The flag also gives you a one-click rollback. The single most important property of any prompt deploy is that you can revert it in seconds.
What goes in version control
Every prompt change should be a single PR with the following:
- The prompt change itself (one semantic edit)
- A brief PR description explaining what and why
- The before/after eval scores
- A few representative output diffs (paste in the PR)
- A link to any production case that motivated the change
When you read this PR a year later, you should be able to reconstruct the reasoning without asking anyone.
The PR description does not need to be long. “Increased the limit on output bullets from 3 to 5; user research showed users wanted more context. Eval score: 0.89 → 0.91 overall, key-criterion 0.94 → 0.96. Sample diffs attached.” That’s enough.
Naming versions
Some teams use semver for prompts. v1.0, v1.1, v1.2. This works fine.
Some teams use date-based versions. 2026-04-26, 2026-04-30. This works fine too.
Some teams use commit hashes. This is a mistake. Commit hashes are unmemorable. You will refer to your prompts a thousand times in conversation; you want a name your team can say out loud.
I prefer semver-with-codename. v23 (“more bullets”). The number gives ordering, the codename gives memory. “What was the regression in v17?” is answerable. “What was the regression in commit a3f9c12?” is not.
The minor-major distinction
A minor prompt change is one where the type signature of the output is unchanged. Reword an instruction. Tweak a threshold. Add a clarifying example. The downstream renderer still works.
A major prompt change is one where the output schema changes. The downstream renderer needs an update. Calls to old prompt versions need to keep working until the renderer is updated.
Treat major and minor differently. Minor changes flow through the normal review queue. Major changes need a coordinated migration: ship the new renderer, ship the new prompt behind a flag, ramp together. The renderer must be backward compatible for at least one prompt version, so you can roll back without losing the migration.

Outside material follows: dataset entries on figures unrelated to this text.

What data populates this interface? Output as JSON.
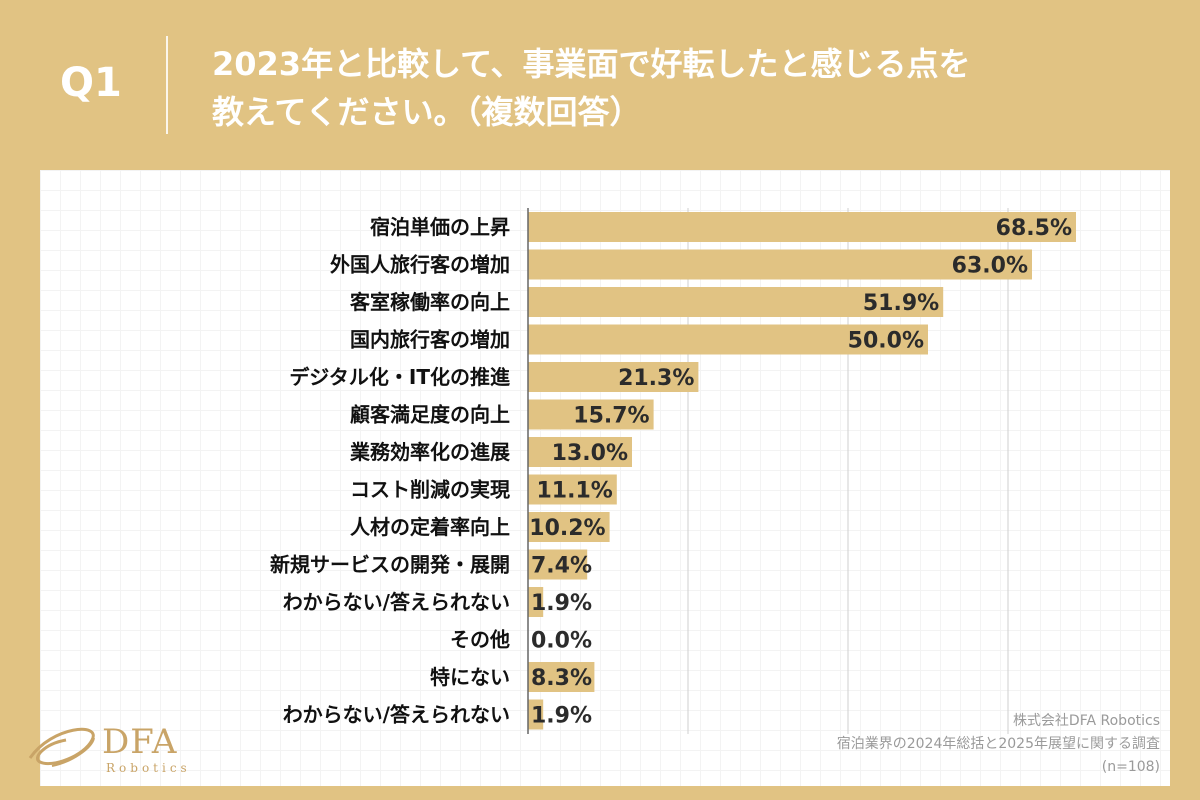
{
  "header": {
    "q_label": "Q1",
    "question_line1": "2023年と比較して、事業面で好転したと感じる点を",
    "question_line2": "教えてください。（複数回答）"
  },
  "chart_data": {
    "type": "bar",
    "orientation": "horizontal",
    "categories": [
      "宿泊単価の上昇",
      "外国人旅行客の増加",
      "客室稼働率の向上",
      "国内旅行客の増加",
      "デジタル化・IT化の推進",
      "顧客満足度の向上",
      "業務効率化の進展",
      "コスト削減の実現",
      "人材の定着率向上",
      "新規サービスの開発・展開",
      "わからない/答えられない",
      "その他",
      "特にない",
      "わからない/答えられない"
    ],
    "values": [
      68.5,
      63.0,
      51.9,
      50.0,
      21.3,
      15.7,
      13.0,
      11.1,
      10.2,
      7.4,
      1.9,
      0.0,
      8.3,
      1.9
    ],
    "value_labels": [
      "68.5%",
      "63.0%",
      "51.9%",
      "50.0%",
      "21.3%",
      "15.7%",
      "13.0%",
      "11.1%",
      "10.2%",
      "7.4%",
      "1.9%",
      "0.0%",
      "8.3%",
      "1.9%"
    ],
    "xlim": [
      0,
      70
    ],
    "grid": true,
    "bar_color": "#e1c383"
  },
  "footer": {
    "logo_text": "DFA",
    "logo_sub": "Robotics",
    "source_line1": "株式会社DFA Robotics",
    "source_line2": "宿泊業界の2024年総括と2025年展望に関する調査",
    "source_line3": "(n=108)"
  }
}
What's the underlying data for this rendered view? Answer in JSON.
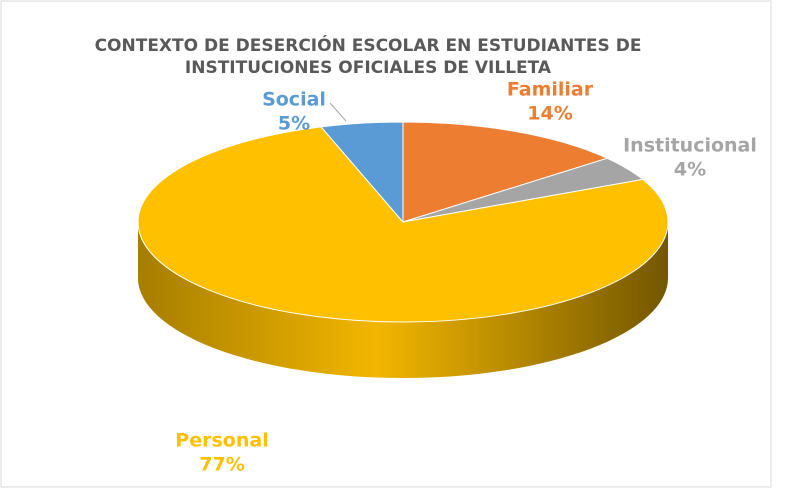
{
  "chart_data": {
    "type": "pie",
    "title": [
      "CONTEXTO DE DESERCIÓN ESCOLAR EN ESTUDIANTES DE",
      "INSTITUCIONES OFICIALES DE VILLETA"
    ],
    "categories": [
      "Familiar",
      "Institucional",
      "Personal",
      "Social"
    ],
    "values": [
      14,
      4,
      77,
      5
    ],
    "value_labels": [
      "14%",
      "4%",
      "77%",
      "5%"
    ],
    "colors": [
      "#ED7D31",
      "#A5A5A5",
      "#FFC000",
      "#5B9BD5"
    ],
    "label_colors": [
      "#ED7D31",
      "#A5A5A5",
      "#FFC000",
      "#5B9BD5"
    ]
  }
}
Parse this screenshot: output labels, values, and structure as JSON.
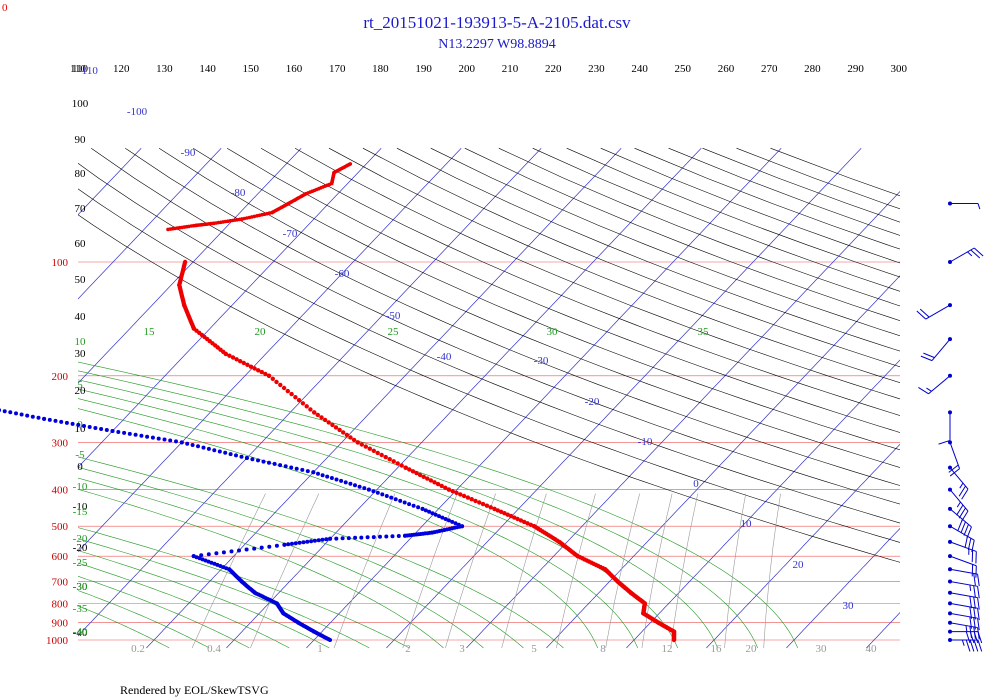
{
  "chart_data": {
    "type": "skew-t",
    "title": "rt_20151021-193913-5-A-2105.dat.csv",
    "subtitle": "N13.2297 W98.8894",
    "footer": "Rendered by EOL/SkewTSVG",
    "corner_label": "0",
    "pressure_levels": [
      100,
      200,
      300,
      400,
      500,
      600,
      700,
      800,
      900,
      1000
    ],
    "top_theta_labels": [
      110,
      120,
      130,
      140,
      150,
      160,
      170,
      180,
      190,
      200,
      210,
      220,
      230,
      240,
      250,
      260,
      270,
      280,
      290,
      300
    ],
    "left_theta_labels": [
      110,
      100,
      90,
      80,
      70,
      60,
      50,
      40,
      30,
      20,
      10,
      0,
      -10,
      -20,
      -30,
      -40
    ],
    "isotherm_labels": [
      "-110",
      "-100",
      "-90",
      "-80",
      "-70",
      "-60",
      "-50",
      "-40",
      "-30",
      "-20",
      "-10",
      "0",
      "10",
      "20",
      "30"
    ],
    "moist_adiabat_labels": [
      "10",
      "5",
      "0",
      "-5",
      "-10",
      "-15",
      "-20",
      "-25",
      "-30",
      "-35",
      "-40"
    ],
    "theta_e_labels": [
      "15",
      "20",
      "25",
      "30",
      "35"
    ],
    "mixing_ratio_labels": [
      "0.2",
      "0.4",
      "1",
      "2",
      "3",
      "5",
      "8",
      "12",
      "16",
      "20",
      "30",
      "40"
    ],
    "temperature_profile": [
      {
        "p": 100,
        "t": -81
      },
      {
        "p": 115,
        "t": -79
      },
      {
        "p": 130,
        "t": -76
      },
      {
        "p": 150,
        "t": -72
      },
      {
        "p": 175,
        "t": -65
      },
      {
        "p": 200,
        "t": -57
      },
      {
        "p": 250,
        "t": -47
      },
      {
        "p": 300,
        "t": -38
      },
      {
        "p": 350,
        "t": -29
      },
      {
        "p": 400,
        "t": -21
      },
      {
        "p": 450,
        "t": -13
      },
      {
        "p": 500,
        "t": -6
      },
      {
        "p": 550,
        "t": -1
      },
      {
        "p": 600,
        "t": 3
      },
      {
        "p": 650,
        "t": 8
      },
      {
        "p": 700,
        "t": 11
      },
      {
        "p": 750,
        "t": 14
      },
      {
        "p": 800,
        "t": 17
      },
      {
        "p": 850,
        "t": 18
      },
      {
        "p": 900,
        "t": 21
      },
      {
        "p": 950,
        "t": 24
      },
      {
        "p": 1000,
        "t": 25
      }
    ],
    "temperature_stratosphere": [
      {
        "p": 55,
        "t": -72
      },
      {
        "p": 58,
        "t": -73
      },
      {
        "p": 62,
        "t": -72
      },
      {
        "p": 66,
        "t": -74
      },
      {
        "p": 70,
        "t": -75
      },
      {
        "p": 74,
        "t": -76
      },
      {
        "p": 77,
        "t": -79
      },
      {
        "p": 79,
        "t": -82
      },
      {
        "p": 80,
        "t": -84
      },
      {
        "p": 82,
        "t": -87
      }
    ],
    "dewpoint_profile": [
      {
        "p": 200,
        "t": -110
      },
      {
        "p": 220,
        "t": -100
      },
      {
        "p": 240,
        "t": -90
      },
      {
        "p": 260,
        "t": -80
      },
      {
        "p": 280,
        "t": -70
      },
      {
        "p": 300,
        "t": -60
      },
      {
        "p": 330,
        "t": -50
      },
      {
        "p": 360,
        "t": -40
      },
      {
        "p": 400,
        "t": -31
      },
      {
        "p": 450,
        "t": -22
      },
      {
        "p": 500,
        "t": -15
      },
      {
        "p": 520,
        "t": -18
      },
      {
        "p": 530,
        "t": -21
      },
      {
        "p": 540,
        "t": -30
      },
      {
        "p": 560,
        "t": -35
      },
      {
        "p": 600,
        "t": -45
      },
      {
        "p": 650,
        "t": -39
      },
      {
        "p": 700,
        "t": -36
      },
      {
        "p": 750,
        "t": -33
      },
      {
        "p": 800,
        "t": -29
      },
      {
        "p": 850,
        "t": -27
      },
      {
        "p": 900,
        "t": -24
      },
      {
        "p": 950,
        "t": -21
      },
      {
        "p": 1000,
        "t": -18
      }
    ],
    "wind_barbs": [
      {
        "p": 70,
        "speed_kt": 5,
        "dir": 90
      },
      {
        "p": 100,
        "speed_kt": 25,
        "dir": 60
      },
      {
        "p": 130,
        "speed_kt": 20,
        "dir": 240
      },
      {
        "p": 160,
        "speed_kt": 20,
        "dir": 220
      },
      {
        "p": 200,
        "speed_kt": 15,
        "dir": 230
      },
      {
        "p": 250,
        "speed_kt": 10,
        "dir": 180
      },
      {
        "p": 300,
        "speed_kt": 20,
        "dir": 160
      },
      {
        "p": 350,
        "speed_kt": 25,
        "dir": 140
      },
      {
        "p": 400,
        "speed_kt": 35,
        "dir": 140
      },
      {
        "p": 450,
        "speed_kt": 40,
        "dir": 130
      },
      {
        "p": 500,
        "speed_kt": 30,
        "dir": 120
      },
      {
        "p": 550,
        "speed_kt": 25,
        "dir": 110
      },
      {
        "p": 600,
        "speed_kt": 20,
        "dir": 110
      },
      {
        "p": 650,
        "speed_kt": 20,
        "dir": 100
      },
      {
        "p": 700,
        "speed_kt": 25,
        "dir": 100
      },
      {
        "p": 750,
        "speed_kt": 30,
        "dir": 100
      },
      {
        "p": 800,
        "speed_kt": 30,
        "dir": 100
      },
      {
        "p": 850,
        "speed_kt": 30,
        "dir": 100
      },
      {
        "p": 900,
        "speed_kt": 35,
        "dir": 100
      },
      {
        "p": 950,
        "speed_kt": 40,
        "dir": 90
      },
      {
        "p": 1000,
        "speed_kt": 45,
        "dir": 90
      }
    ],
    "colors": {
      "title": "#1a1acc",
      "temperature": "#ee0000",
      "dewpoint": "#0000dd",
      "isobar": "#ee5555",
      "isotherm": "#3333cc",
      "dry_adiabat": "#000000",
      "moist_adiabat": "#229922",
      "mixing_ratio": "#999999",
      "wind": "#0000cc"
    }
  }
}
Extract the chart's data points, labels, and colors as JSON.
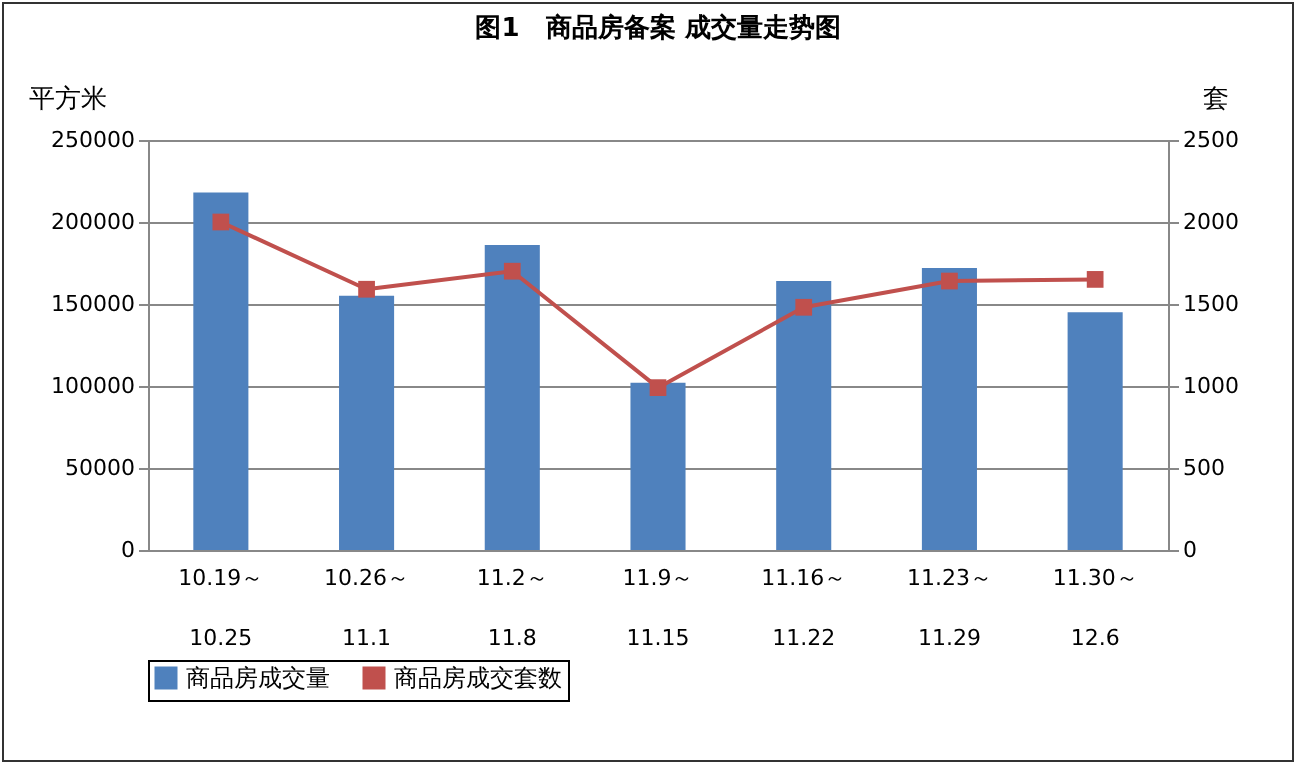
{
  "chart_data": {
    "type": "bar",
    "title": "图1　商品房备案 成交量走势图",
    "ylabel": "平方米",
    "y2label": "套",
    "categories": [
      "10.19～\n10.25",
      "10.26～\n11.1",
      "11.2～\n11.8",
      "11.9～\n11.15",
      "11.16～\n11.22",
      "11.23～\n11.29",
      "11.30～\n12.6"
    ],
    "series": [
      {
        "name": "商品房成交量",
        "color": "#4f81bd",
        "values": [
          218000,
          155000,
          186000,
          102000,
          164000,
          172000,
          145000
        ]
      },
      {
        "name": "商品房成交套数",
        "color": "#c0504d",
        "type": "line",
        "axis": "y2",
        "marker": "square",
        "values": [
          2000,
          1590,
          1700,
          990,
          1480,
          1640,
          1650
        ]
      }
    ],
    "ylim": [
      0,
      250000
    ],
    "yticks": [
      0,
      50000,
      100000,
      150000,
      200000,
      250000
    ],
    "y2lim": [
      0,
      2500
    ],
    "y2ticks": [
      0,
      500,
      1000,
      1500,
      2000,
      2500
    ],
    "grid": "y",
    "legend": "bottom"
  }
}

This sounds heavy. It is. The alternative is shipping a prompt change that breaks the rendering layer in production at 3am.
When to retire a prompt version
Once you’ve shipped a new prompt and observed it for a week with no regressions, you can retire the previous version from your supported set. Practically, this means:
- Remove the old version from your
available_promptsregistry - Keep the file in git history (always)
- Update any tests that pinned to the old version
The principle: at most two prompt versions in production at any time, the current and the immediate previous. More than that and you have a maintenance problem masquerading as flexibility.
The thing this is really about
Prompt versioning is one of those engineering disciplines that seems heavy until the first time it saves you. The first time you can answer “which prompt was running when that bad response was generated, two weeks ago?” with one click instead of a manual investigation, the whole workflow pays for itself.
The discipline isn’t about the tools. The discipline is about treating the prompt as the production artifact it actually is. Most prompt bugs are not bugs in the model. They are bugs in the prompt that nobody caught because the prompt is being treated like a string and not like code.
Treat it like code. Version it like code. Roll it out like code. The prompt outlives every engineer who edits it. Make sure they can edit it confidently.